Is it practical and worthwhile to alternate penetration test vendors?
Many (maybe most?) people consider rotating providers a best practice.
The most worthwhile benefit I typically hear is it enables you to compare the quality and value.
I also think there is room for you to be creative; for example, hiring a firm specializing in application penetration testing for one round followed by one specializing in social engineering, or soliciting multiple providers per round, or some combination thereof.
In all cases paying attention to the names and respective skill sets of the individuals performing the actual work is key to ensuring you are getting what you expect (i.e. you want to avoid bait and switch tactics and you want to track individuals that deliver high quality).
@Tate's answer is good on the benefit of rotating, but I'll point out another important point:
The disadvantage of rotating is that you lose a lot of the context and knowledge that your provider already built up. Both knowledge of your business context, requirements, custom rules, how the app works, etc, and historical familiarity with issues you've had in the past. If you rotate, you have to start all over.
Of course, if you only have the external type of pentester, comes in once in a while to do a blind scan, well then they haven't built up much knowledge about you anyway... but then why bother with them? You'd be better off with a "partner" - someone who learns your business, works according to that, and can identify trends, root causes, and repeated mistakes that happened before - and works with you to fix them. But that's hard to build if you rotate every 6 months...
I guess its a tradeoff, verification (and originality) against better, more efficient work (but you'd have to trust).

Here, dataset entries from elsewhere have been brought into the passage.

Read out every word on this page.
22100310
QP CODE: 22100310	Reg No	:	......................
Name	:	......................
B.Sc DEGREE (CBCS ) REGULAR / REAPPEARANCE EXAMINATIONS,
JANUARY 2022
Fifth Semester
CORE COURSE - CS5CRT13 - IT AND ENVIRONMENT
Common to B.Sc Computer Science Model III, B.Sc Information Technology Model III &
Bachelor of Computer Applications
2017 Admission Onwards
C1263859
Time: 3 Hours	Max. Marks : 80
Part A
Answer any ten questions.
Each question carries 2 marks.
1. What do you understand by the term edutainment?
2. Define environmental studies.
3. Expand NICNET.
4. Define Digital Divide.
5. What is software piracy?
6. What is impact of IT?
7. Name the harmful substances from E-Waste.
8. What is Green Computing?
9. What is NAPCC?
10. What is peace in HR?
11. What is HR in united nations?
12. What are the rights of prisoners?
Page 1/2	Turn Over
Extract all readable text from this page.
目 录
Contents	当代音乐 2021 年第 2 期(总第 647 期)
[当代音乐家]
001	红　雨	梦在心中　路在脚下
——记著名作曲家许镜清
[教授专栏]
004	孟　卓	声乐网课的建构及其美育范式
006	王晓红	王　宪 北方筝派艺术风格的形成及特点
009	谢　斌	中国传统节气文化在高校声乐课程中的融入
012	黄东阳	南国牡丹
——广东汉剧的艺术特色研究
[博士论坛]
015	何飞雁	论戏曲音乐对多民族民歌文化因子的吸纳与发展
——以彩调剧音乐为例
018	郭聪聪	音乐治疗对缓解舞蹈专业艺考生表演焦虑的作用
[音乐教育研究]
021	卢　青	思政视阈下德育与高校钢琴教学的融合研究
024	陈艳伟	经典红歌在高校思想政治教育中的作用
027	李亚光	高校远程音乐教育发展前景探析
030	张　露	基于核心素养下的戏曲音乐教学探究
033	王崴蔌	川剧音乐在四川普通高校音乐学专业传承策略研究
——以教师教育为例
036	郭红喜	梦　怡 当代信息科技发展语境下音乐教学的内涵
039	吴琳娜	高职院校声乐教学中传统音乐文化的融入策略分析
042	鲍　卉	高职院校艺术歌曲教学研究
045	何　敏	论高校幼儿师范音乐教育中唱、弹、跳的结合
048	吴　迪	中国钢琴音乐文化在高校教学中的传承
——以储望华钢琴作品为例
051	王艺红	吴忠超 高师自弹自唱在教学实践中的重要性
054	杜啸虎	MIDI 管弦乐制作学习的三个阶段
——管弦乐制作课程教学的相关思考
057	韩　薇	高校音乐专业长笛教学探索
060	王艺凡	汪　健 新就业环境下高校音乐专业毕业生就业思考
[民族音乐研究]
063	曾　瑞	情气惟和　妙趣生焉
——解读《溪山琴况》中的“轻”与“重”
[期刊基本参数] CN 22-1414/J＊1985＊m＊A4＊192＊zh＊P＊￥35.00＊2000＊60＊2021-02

I am going to make some completely different arguments that go directly against PCI DSS and CIP CVA.
My first argument is that it is stupid to ever hire external penetration-testers. Penetration-testing should be a "bug hunt" day that happens during infrastructure or iteration demos (i.e. while in QA/staging). Everyone, including all consultants/contractors/QA-people/devs/managers/etc should be invited and allowed to participate. They should work together in teams (usually pairs) and the teams should be different minds (e.g. trained vs. untrained).
My second argument is that it is stupid to work with one partner company "occasionally". If you are going to put in the effort to acquire a trusted adviser, you are wasting both their time and yours if you only engage them once a year, or when the regulations dictate that you should. It is important to be in constant contact with the people you build trust with.
Hire an appsec consulting company and treat them like employees even if they aren't at a desk everyday of the work week. Go into the engagement knowing it's going to be 3 years before you show progress, but do set goals/objectives and metrics.